Melissa and I were recently in Key West. I officiated a wedding for our best friend’s oldest son on the beach at Ft. Zachary Taylor. Well the beach-ish anyway. If you have been to Key West you know what I mean. No one goes to Key West for the beaches. Those who do, only visit once.

We stayed in a condo well out of the thick of Duval Street but popped in from time to time to drive through, take a walk or get a meal. If you have never visited, Duval Street is sort of like Bourbon or Beale Streets….with additional humidity.

As we walked about the crowded street, we experienced the expected sights and sounds of a place far from the American mainstream. Or did we? You see it was not the expected revelry that surprised me, it was just how similar it is to the streets in so many other American cities circa 2018. Yes, Key West seemed shockingly mainstream…and that is what troubled me.

Deeply.

As I thought about my childhood, I always knew there were exotic and decadent places “out there” but such places never, ever, ever seemed “normal.”

Have I been desensitized? Have we all?

As we walked Duval St. it occurred to me that this was precisely the kind of place my dad would have carried a fifteen foot wooden cross in the hey day of No Greater Love Ministries. He would have waited until the most crowded and decadent moment, and pushed a group of a hundred Christian guys through the middle of it singing Amazing Grace. We would have carried big signs through, handed out tracts and perhaps prayed with a few people.

Perhaps I would have felt better had I done that myself but I didn’t. There were no crosses or big signs for rent. Only golf carts and scooters. There seemed to be no one or nothing offering a counter message to the “hedonistic” novel they have been writing on this street since Hemingway was spending his mornings writing and afternoons and evenings drinking.

This blog is not a moral play. In fact, it is anything but a judgmental piece trying to put the “fun” back into fundamentalism. The experience was just disorienting somehow. And perhaps that is it, I had no sense of place.

I very much wanted to suggest that there is another way to live. Perhaps the population of aging homeless people living on dirty streets with the chickens would have offered an “amen.” And perhaps that is why I write; because I was there and I made no difference at all. My dad would have at least tried. Where is a big wooden cross when you need one?

But these days my keyboard IS my way to attempt to deliver a message.
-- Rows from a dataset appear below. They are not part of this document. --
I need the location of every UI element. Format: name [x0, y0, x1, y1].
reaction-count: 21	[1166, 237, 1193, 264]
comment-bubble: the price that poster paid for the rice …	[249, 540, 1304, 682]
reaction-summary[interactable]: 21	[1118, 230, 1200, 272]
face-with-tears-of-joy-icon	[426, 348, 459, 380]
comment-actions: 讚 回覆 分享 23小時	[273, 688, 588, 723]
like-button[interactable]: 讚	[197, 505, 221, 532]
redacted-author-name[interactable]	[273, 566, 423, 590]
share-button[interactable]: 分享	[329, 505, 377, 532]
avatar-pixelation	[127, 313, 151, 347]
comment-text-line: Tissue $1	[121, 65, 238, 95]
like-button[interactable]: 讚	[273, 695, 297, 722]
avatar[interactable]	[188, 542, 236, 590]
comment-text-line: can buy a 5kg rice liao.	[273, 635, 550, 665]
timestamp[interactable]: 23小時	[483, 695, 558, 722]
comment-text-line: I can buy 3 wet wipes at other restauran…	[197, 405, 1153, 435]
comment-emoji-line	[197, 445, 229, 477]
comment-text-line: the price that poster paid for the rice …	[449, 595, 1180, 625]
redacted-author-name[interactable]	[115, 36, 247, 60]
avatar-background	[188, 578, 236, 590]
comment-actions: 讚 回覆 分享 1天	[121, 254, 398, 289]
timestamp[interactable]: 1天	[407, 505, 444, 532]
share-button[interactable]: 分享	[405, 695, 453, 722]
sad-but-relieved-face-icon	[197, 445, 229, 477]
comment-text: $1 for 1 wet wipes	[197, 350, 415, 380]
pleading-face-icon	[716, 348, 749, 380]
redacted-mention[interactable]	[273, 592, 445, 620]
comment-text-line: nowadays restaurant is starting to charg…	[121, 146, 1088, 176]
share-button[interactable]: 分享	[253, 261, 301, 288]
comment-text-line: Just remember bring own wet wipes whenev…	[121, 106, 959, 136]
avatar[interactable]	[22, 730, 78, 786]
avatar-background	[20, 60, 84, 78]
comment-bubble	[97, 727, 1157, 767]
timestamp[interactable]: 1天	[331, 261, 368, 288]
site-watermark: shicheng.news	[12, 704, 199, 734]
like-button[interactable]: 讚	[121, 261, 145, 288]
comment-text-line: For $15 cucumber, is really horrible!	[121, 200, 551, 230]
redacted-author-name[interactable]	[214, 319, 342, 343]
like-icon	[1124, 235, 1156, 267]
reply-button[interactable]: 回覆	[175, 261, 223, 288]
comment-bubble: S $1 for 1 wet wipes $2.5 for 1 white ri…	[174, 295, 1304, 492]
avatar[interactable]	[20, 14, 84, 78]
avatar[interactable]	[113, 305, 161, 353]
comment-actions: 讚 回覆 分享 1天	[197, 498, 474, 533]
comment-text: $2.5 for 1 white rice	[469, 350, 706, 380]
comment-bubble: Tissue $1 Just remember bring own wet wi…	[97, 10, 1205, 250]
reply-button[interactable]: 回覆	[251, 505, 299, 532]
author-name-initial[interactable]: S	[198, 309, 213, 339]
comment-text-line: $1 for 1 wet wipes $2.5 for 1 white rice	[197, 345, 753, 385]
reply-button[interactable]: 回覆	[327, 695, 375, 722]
And not unlike my dad carrying a cross, if I can just make people stop…if even for a second and think about where they are going and what they are doing, I will of at least some value.

As I fly home with my wife of thirty-five years tucked beside me, fond memories of a more innocent world seem overwhelming. My grandchildren will never know that world. My stories of it will seem to them like those of my great-Aunt Flossie telling me about life before electricity.

And then it hit me! BAM!

Perhaps it is WE who are now out of the mainstream!

WE are the new counterculture!

We love God, love people, live by our understanding of the Bible, offer our lives in service, try to treat everyone with respect and have chosen to walk a path fewer people seem to choose these days.

And on this street we walk, I have no regrets. There is another way to live. We are living it with no apologies.

Our walk down Duval Street was my most recent reminder.

-Rev. Shane L. Bishop is the Sr. Pastor of Christ Church in Fairview Heights, Illinois and the author of “Love God. Love People. Don’t Do Dumb Crap.”

One Comment
  1. Wendee Theilemann permalink

    And unlike your father with the cross… your message flies over thousands of miles influencing people that will never have the opportunity to grace the steps of your church – but guess what…you influence me so far away. I love your posts. I am a cradle Catholic…and I just love your posts and wisdom. I only wish you were here. In the meantime you are quietly influencing so many of us. I thank you for that.